Issues In His Family, Can I Handle It???
by Mrs. Chana Silver
I have been dating a boy for a little while, and things are going nicely.. He is kind, thoughtful, respectful and treats me extremely well. He also has many other qualities that I have been looking for. The problem is that he has some family issues. His parents are divorced and he and his siblings don’t speak to their father. He was not a good father to them and none of them like or respect him. The father apparently has some pschological problems. Everyone else in his family is very close though. I think that this boy has certain qualities and strengths because of what he went through.
I am confused as to what I should do. I like him, but I’m scared that he may have undergone emotional issues that will surface in the future. My parents are also hesitant about the whole situation. Any advice would be great.
[Name and school withheld upon request]
Dear Jemsem Reader,
Seldom does a person find a storybook situation to marry into. There is always something in one area or another. A skeleton here an issue there.
The things that you need to do are as follows:
1] Do more checking about the situation. Ask about it from all angles. The Rabbanim who have been involved with the family, the divorce, the father and his problems, and friends and people in the community who truly know them and what is going on. Check specifically with this boy’s Rabbaim that he is close to. Find out more emotional history about the boy and if they feel the boy is emotionally stable. Ask them if they see any manifestations of deeper issues going on with the boy.
2] Speak to a Rav that knows you well and get eitzah from him.
3] Speak this whole situation over with someone whom you trust that is older than you and married. Let them be a good sounding board for you and listen to what they have to say.
4] THINK!!!! You have to try and figure out if you feel you can handle a situation like this. Think into the future- Shabbosos, Yom Tov, not having married in laws, being able to be supportive for you husband concerning all this. For some, this would not be what they want, others could make peace with it. Perhaps you will be able to reframe that ‘fairy tale’ image of what you conjured up all these years, and decide that this will be fine for you, or perhaps you will feel that this is just not what you want to be part of. Be honest with yourself. This is your life.
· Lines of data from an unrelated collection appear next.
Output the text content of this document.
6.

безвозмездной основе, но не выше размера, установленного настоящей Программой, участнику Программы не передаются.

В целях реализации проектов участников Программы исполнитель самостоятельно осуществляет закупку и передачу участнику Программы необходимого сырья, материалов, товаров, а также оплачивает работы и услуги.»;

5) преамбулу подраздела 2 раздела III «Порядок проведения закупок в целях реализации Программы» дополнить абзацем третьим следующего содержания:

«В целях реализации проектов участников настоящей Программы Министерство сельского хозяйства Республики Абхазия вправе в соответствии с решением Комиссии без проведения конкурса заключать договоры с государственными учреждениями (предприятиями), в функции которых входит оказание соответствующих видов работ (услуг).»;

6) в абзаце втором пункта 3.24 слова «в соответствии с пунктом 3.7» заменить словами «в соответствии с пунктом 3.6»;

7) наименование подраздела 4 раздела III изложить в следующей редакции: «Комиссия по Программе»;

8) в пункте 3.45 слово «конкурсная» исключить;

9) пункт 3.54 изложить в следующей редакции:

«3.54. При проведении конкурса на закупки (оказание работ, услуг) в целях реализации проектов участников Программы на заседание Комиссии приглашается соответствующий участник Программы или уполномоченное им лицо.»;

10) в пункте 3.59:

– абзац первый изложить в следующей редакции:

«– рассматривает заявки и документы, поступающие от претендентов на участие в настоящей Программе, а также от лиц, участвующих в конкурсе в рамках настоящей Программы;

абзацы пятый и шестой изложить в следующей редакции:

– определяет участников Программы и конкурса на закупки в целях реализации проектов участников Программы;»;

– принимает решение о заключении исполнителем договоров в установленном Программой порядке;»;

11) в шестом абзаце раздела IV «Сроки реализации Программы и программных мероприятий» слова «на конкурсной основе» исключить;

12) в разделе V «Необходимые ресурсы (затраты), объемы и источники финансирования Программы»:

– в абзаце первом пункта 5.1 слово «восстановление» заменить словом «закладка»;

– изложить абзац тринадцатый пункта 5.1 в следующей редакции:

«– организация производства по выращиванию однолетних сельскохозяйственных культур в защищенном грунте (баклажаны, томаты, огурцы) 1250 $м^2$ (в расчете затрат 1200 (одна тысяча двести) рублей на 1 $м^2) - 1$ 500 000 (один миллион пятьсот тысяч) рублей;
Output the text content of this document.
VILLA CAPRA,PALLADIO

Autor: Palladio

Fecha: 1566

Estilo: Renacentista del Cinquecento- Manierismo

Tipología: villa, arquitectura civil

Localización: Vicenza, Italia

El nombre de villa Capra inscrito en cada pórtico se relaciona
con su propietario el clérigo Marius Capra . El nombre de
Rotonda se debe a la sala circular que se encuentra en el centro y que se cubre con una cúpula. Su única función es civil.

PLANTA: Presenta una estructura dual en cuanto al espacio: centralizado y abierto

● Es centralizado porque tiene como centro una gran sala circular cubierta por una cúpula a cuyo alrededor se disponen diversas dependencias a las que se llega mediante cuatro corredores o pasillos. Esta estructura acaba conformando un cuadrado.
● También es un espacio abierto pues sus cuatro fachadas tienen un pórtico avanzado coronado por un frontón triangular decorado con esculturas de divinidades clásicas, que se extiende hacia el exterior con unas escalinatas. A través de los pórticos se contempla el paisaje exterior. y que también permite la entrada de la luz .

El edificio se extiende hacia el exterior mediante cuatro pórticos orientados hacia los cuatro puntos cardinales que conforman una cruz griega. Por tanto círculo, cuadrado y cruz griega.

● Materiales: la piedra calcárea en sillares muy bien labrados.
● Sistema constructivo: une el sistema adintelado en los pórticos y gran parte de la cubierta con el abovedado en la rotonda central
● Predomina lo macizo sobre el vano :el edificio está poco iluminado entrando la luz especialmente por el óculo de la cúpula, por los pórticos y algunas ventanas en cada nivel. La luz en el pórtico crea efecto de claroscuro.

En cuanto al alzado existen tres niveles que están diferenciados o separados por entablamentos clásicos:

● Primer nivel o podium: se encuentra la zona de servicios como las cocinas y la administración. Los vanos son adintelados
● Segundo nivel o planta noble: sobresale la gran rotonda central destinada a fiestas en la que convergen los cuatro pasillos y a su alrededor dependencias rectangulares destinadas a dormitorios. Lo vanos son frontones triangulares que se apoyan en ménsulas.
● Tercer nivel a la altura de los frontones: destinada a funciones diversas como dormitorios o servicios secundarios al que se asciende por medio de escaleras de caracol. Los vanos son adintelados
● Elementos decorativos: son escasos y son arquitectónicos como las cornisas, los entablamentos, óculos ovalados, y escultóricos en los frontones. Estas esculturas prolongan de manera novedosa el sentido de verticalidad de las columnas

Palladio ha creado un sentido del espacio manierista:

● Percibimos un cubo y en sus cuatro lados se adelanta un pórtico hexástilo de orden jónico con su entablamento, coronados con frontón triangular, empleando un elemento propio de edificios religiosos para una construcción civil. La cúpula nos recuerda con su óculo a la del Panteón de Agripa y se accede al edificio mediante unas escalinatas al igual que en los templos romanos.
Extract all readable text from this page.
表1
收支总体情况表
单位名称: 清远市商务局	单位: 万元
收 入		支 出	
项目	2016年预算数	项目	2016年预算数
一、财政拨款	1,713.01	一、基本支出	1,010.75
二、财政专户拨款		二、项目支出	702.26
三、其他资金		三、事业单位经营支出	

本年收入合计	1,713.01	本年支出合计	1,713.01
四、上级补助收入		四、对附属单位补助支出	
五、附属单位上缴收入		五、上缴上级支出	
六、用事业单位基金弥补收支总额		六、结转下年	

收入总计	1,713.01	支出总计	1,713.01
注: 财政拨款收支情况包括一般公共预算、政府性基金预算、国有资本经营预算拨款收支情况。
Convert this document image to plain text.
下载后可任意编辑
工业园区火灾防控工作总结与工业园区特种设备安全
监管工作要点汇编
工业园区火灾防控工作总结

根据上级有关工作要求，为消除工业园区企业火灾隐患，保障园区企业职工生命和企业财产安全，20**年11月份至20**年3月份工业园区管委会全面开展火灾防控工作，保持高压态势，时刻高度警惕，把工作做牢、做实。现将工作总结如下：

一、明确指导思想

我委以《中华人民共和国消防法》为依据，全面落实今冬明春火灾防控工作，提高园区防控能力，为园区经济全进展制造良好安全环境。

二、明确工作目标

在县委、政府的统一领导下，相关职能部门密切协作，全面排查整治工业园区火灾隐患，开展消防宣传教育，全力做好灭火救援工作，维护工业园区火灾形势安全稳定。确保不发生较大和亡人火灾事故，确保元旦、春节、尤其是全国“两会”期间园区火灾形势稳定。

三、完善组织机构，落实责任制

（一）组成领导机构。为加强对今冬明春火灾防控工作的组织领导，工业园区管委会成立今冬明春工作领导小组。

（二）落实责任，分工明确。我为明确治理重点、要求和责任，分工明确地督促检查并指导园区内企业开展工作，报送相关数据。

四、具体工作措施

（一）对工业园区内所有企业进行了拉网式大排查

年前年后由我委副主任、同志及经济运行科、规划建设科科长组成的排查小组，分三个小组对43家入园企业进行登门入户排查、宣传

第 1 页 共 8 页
Of course, one of the main important things is the boy himself and your relationship with him. If he is stable etc., and you and he have a great relationship and can communicate and you respect him and, yes, like you said, he may even be more special because of the nisyonos he has been through…. well all this can count alot in the positive direction. To find a gem of a boy with the qualities, middos, and hashkafa that you are looking for is truly a suberb thing, not to be taken lightly. Like I said, everybody has got something, no one is perfect, it is just a matter of figuring out which battles we want to fight, what we are capable of dealing with, or what we want to deal with.